As the PPP report makes the rounds, water cooler conversations start to pick up outside the Typical Law conference room about another equally frightening article in the Wall Street Journal. This one is on how law firms are going about demoting (and even firing) equity partners. The article cites a survey of law firm leaders from 2015-2016 where 56% of these leaders said they planned to take away equity from partners in 2017-2018 and 67% said they planned to ask partners to leave outright.
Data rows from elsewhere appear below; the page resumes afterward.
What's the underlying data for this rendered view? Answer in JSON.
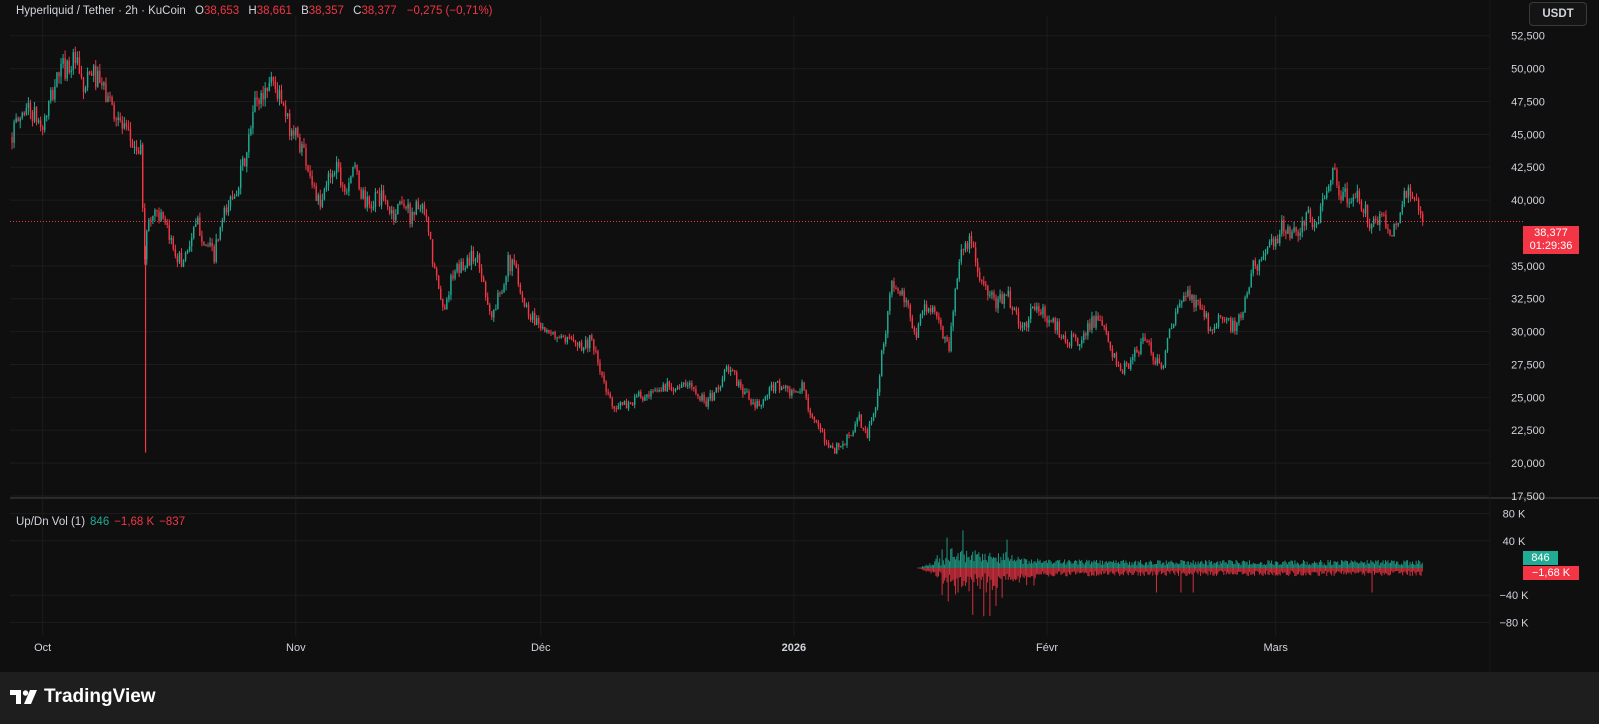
{
  "header": {
    "symbol": "Hyperliquid / Tether · 2h · KuCoin",
    "open_label": "O",
    "open": "38,653",
    "high_label": "H",
    "high": "38,661",
    "low_label": "B",
    "low": "38,357",
    "close_label": "C",
    "close": "38,377",
    "change": "−0,275 (−0,71%)"
  },
  "currency_button": "USDT",
  "last_price": {
    "price": "38,377",
    "countdown": "01:29:36"
  },
  "volume_legend": {
    "title": "Up/Dn Vol (1)",
    "up": "846",
    "down": "−1,68 K",
    "delta": "−837"
  },
  "volume_tags": {
    "up": "846",
    "down": "−1,68 K"
  },
  "brand": "TradingView",
  "colors": {
    "up": "#22ab94",
    "down": "#f23645",
    "background": "#0f0f0f",
    "grid": "#1c1c1c",
    "axis_text": "#d1d4dc"
  },
  "chart_data": [
    {
      "type": "candlestick",
      "timeframe": "2h",
      "y_ticks": [
        "52,500",
        "50,000",
        "47,500",
        "45,000",
        "42,500",
        "40,000",
        "35,000",
        "32,500",
        "30,000",
        "27,500",
        "25,000",
        "22,500",
        "20,000",
        "17,500"
      ],
      "y_tick_values": [
        52.5,
        50,
        47.5,
        45,
        42.5,
        40,
        35,
        32.5,
        30,
        27.5,
        25,
        22.5,
        20,
        17.5
      ],
      "ylim": [
        17.5,
        54
      ],
      "x_ticks": [
        "Oct",
        "Nov",
        "Déc",
        "2026",
        "Févr",
        "Mars"
      ],
      "x_tick_days": [
        0,
        31,
        61,
        92,
        123,
        151
      ],
      "x_range_days": [
        -4,
        177
      ],
      "close_path": [
        [
          -4,
          44.8
        ],
        [
          -2,
          47.2
        ],
        [
          0,
          45.5
        ],
        [
          2,
          49.8
        ],
        [
          4,
          50.6
        ],
        [
          5,
          48.2
        ],
        [
          6,
          49.8
        ],
        [
          8,
          47.8
        ],
        [
          10,
          45.2
        ],
        [
          11,
          44.3
        ],
        [
          12,
          43.5
        ],
        [
          12.5,
          36.0
        ],
        [
          13,
          38.5
        ],
        [
          14,
          39.3
        ],
        [
          15,
          37.8
        ],
        [
          16,
          36.5
        ],
        [
          17,
          35.2
        ],
        [
          18,
          36.8
        ],
        [
          19,
          38.2
        ],
        [
          20,
          36.6
        ],
        [
          21,
          35.8
        ],
        [
          22,
          38.3
        ],
        [
          23,
          40.0
        ],
        [
          24,
          41.5
        ],
        [
          25,
          43.5
        ],
        [
          26,
          47.4
        ],
        [
          27,
          48.0
        ],
        [
          28,
          49.4
        ],
        [
          29,
          47.8
        ],
        [
          30,
          45.8
        ],
        [
          31,
          45.0
        ],
        [
          32,
          43.7
        ],
        [
          33,
          41.5
        ],
        [
          34,
          39.2
        ],
        [
          35,
          41.8
        ],
        [
          36,
          42.8
        ],
        [
          37,
          40.8
        ],
        [
          38,
          42.6
        ],
        [
          39,
          40.6
        ],
        [
          40,
          39.3
        ],
        [
          41,
          40.4
        ],
        [
          42,
          39.7
        ],
        [
          43,
          38.8
        ],
        [
          44,
          40.2
        ],
        [
          45,
          38.8
        ],
        [
          46,
          39.7
        ],
        [
          47,
          38.3
        ],
        [
          48,
          34.6
        ],
        [
          49,
          31.6
        ],
        [
          50,
          33.8
        ],
        [
          51,
          34.8
        ],
        [
          52,
          35.4
        ],
        [
          53,
          35.9
        ],
        [
          54,
          33.8
        ],
        [
          55,
          31.0
        ],
        [
          56,
          33.0
        ],
        [
          57,
          35.2
        ],
        [
          58,
          34.8
        ],
        [
          59,
          32.0
        ],
        [
          60,
          31.1
        ],
        [
          61,
          30.7
        ],
        [
          62,
          29.5
        ],
        [
          63,
          29.8
        ],
        [
          64,
          28.9
        ],
        [
          65,
          29.8
        ],
        [
          66,
          28.8
        ],
        [
          67,
          29.4
        ],
        [
          68,
          27.6
        ],
        [
          69,
          25.4
        ],
        [
          70,
          24.4
        ],
        [
          71,
          24.3
        ],
        [
          72,
          24.6
        ],
        [
          73,
          25.1
        ],
        [
          74,
          24.8
        ],
        [
          75,
          25.3
        ],
        [
          76,
          25.8
        ],
        [
          77,
          26.0
        ],
        [
          78,
          25.7
        ],
        [
          79,
          25.9
        ],
        [
          80,
          25.7
        ],
        [
          81,
          24.6
        ],
        [
          82,
          25.0
        ],
        [
          83,
          26.1
        ],
        [
          84,
          27.3
        ],
        [
          85,
          26.2
        ],
        [
          86,
          25.4
        ],
        [
          87,
          24.3
        ],
        [
          88,
          24.4
        ],
        [
          89,
          25.4
        ],
        [
          90,
          26.1
        ],
        [
          91,
          25.5
        ],
        [
          92,
          25.1
        ],
        [
          93,
          25.8
        ],
        [
          94,
          24.0
        ],
        [
          95,
          22.5
        ],
        [
          96,
          21.5
        ],
        [
          97,
          21.1
        ],
        [
          98,
          21.4
        ],
        [
          99,
          22.3
        ],
        [
          100,
          23.3
        ],
        [
          101,
          22.0
        ],
        [
          102,
          24.5
        ],
        [
          103,
          29.3
        ],
        [
          104,
          33.5
        ],
        [
          105,
          33.0
        ],
        [
          106,
          31.5
        ],
        [
          107,
          30.0
        ],
        [
          108,
          32.0
        ],
        [
          109,
          31.5
        ],
        [
          110,
          30.3
        ],
        [
          111,
          28.9
        ],
        [
          112,
          34.5
        ],
        [
          113,
          37.2
        ],
        [
          114,
          36.1
        ],
        [
          115,
          33.5
        ],
        [
          116,
          32.6
        ],
        [
          117,
          32.0
        ],
        [
          118,
          33.2
        ],
        [
          119,
          31.4
        ],
        [
          120,
          30.0
        ],
        [
          121,
          31.5
        ],
        [
          122,
          31.8
        ],
        [
          123,
          31.0
        ],
        [
          124,
          30.5
        ],
        [
          125,
          29.7
        ],
        [
          126,
          29.3
        ],
        [
          127,
          29.0
        ],
        [
          128,
          30.6
        ],
        [
          129,
          30.8
        ],
        [
          130,
          30.0
        ],
        [
          131,
          28.4
        ],
        [
          132,
          26.9
        ],
        [
          133,
          27.4
        ],
        [
          134,
          28.4
        ],
        [
          135,
          29.6
        ],
        [
          136,
          28.2
        ],
        [
          137,
          27.2
        ],
        [
          138,
          29.8
        ],
        [
          139,
          31.5
        ],
        [
          140,
          33.0
        ],
        [
          141,
          32.2
        ],
        [
          142,
          31.7
        ],
        [
          143,
          30.2
        ],
        [
          144,
          31.1
        ],
        [
          145,
          30.6
        ],
        [
          146,
          30.3
        ],
        [
          147,
          31.3
        ],
        [
          148,
          34.7
        ],
        [
          149,
          35.4
        ],
        [
          150,
          35.9
        ],
        [
          151,
          37.1
        ],
        [
          152,
          38.2
        ],
        [
          153,
          37.2
        ],
        [
          154,
          38.0
        ],
        [
          155,
          38.7
        ],
        [
          156,
          37.9
        ],
        [
          157,
          40.6
        ],
        [
          158,
          42.7
        ],
        [
          159,
          40.4
        ],
        [
          160,
          40.0
        ],
        [
          161,
          40.6
        ],
        [
          162,
          39.0
        ],
        [
          163,
          38.0
        ],
        [
          164,
          38.5
        ],
        [
          165,
          37.6
        ],
        [
          166,
          38.7
        ],
        [
          167,
          40.7
        ],
        [
          168,
          39.7
        ],
        [
          169,
          38.4
        ]
      ],
      "last_close": 38.377,
      "range_low": 20.6,
      "range_high": 51.3,
      "spike_low": {
        "day": 12.6,
        "value": 20.8
      }
    },
    {
      "type": "bar",
      "name": "Up/Dn Vol (1)",
      "y_ticks": [
        "80 K",
        "40 K",
        "−40 K",
        "−80 K"
      ],
      "y_tick_values": [
        80,
        40,
        -40,
        -80
      ],
      "ylim": [
        -100,
        100
      ],
      "start_day": 107,
      "end_day": 169,
      "typical_up": 10,
      "typical_down": -10,
      "peak_up": 62,
      "peak_down": -72,
      "last_up": 0.846,
      "last_down": -1.68,
      "last_delta": -0.837
    }
  ]
}
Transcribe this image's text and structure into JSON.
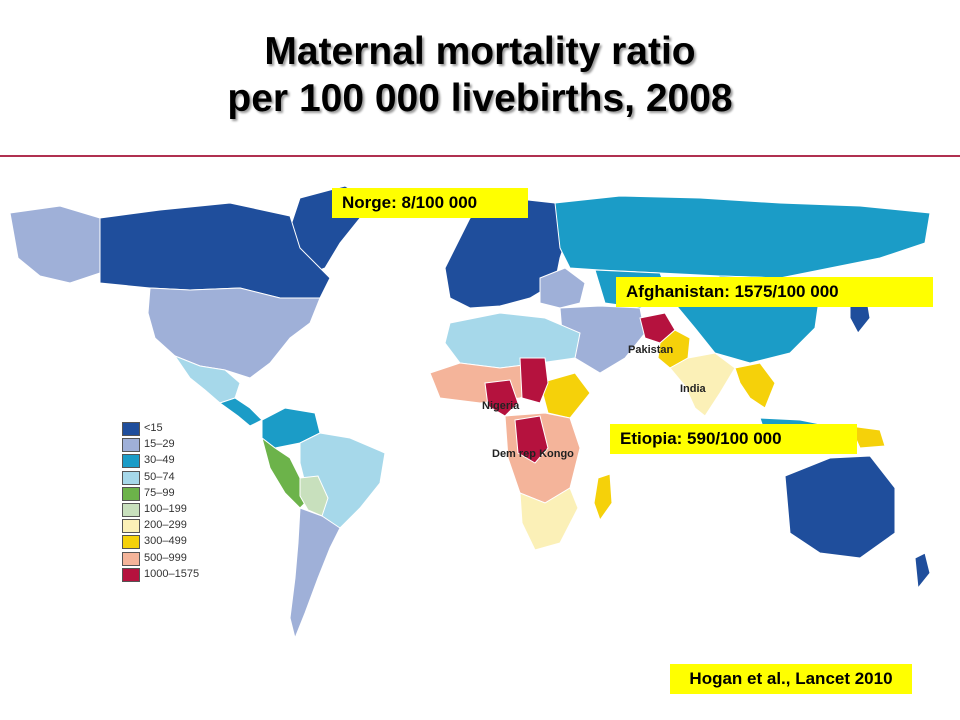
{
  "title": {
    "line1": "Maternal mortality ratio",
    "line2": "per 100 000 livebirths, 2008"
  },
  "callouts": {
    "norway": "Norge: 8/100 000",
    "afghanistan": "Afghanistan: 1575/100 000",
    "ethiopia": "Etiopia: 590/100 000"
  },
  "country_labels": {
    "pakistan": "Pakistan",
    "india": "India",
    "nigeria": "Nigeria",
    "drc": "Dem rep Kongo"
  },
  "legend": [
    {
      "label": "<15",
      "color": "#1f4e9c"
    },
    {
      "label": "15–29",
      "color": "#9fb0d8"
    },
    {
      "label": "30–49",
      "color": "#1b9cc7"
    },
    {
      "label": "50–74",
      "color": "#a6d8ea"
    },
    {
      "label": "75–99",
      "color": "#6cb34a"
    },
    {
      "label": "100–199",
      "color": "#c8e0bd"
    },
    {
      "label": "200–299",
      "color": "#fbf0b7"
    },
    {
      "label": "300–499",
      "color": "#f5d10a"
    },
    {
      "label": "500–999",
      "color": "#f4b49a"
    },
    {
      "label": "1000–1575",
      "color": "#b5123e"
    }
  ],
  "citation": "Hogan et al., Lancet 2010",
  "colors": {
    "callout_bg": "#ffff00",
    "rule": "#b03050"
  }
}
It is in this context that Joe and Shondra, both equity partners at Typical Law LLP, get approached privately by their law firm leadership about a “new” metric that the firm would like to start tracking: Speaking Engagements per Partner. The leadership team has been doing some analysis on performance numbers from last year as part of its PPP review and found that partners with the most billed hours correlated with partners with the most speaking engagements. Suffice it to say, Joe and Shondra were not invited to that correlation party. So leadership presents Joe and Shondra with a “choice”: come up with a plan by the end of the day or prepare to schedule your exit interview. Why? Well, leadership believes that it is increasingly difficult to see how Joe and Shondra’s practice areas fit into their overall vision for the firm. In other words, Joe and Shondra need to show leadership the money by making it rain on ‘em.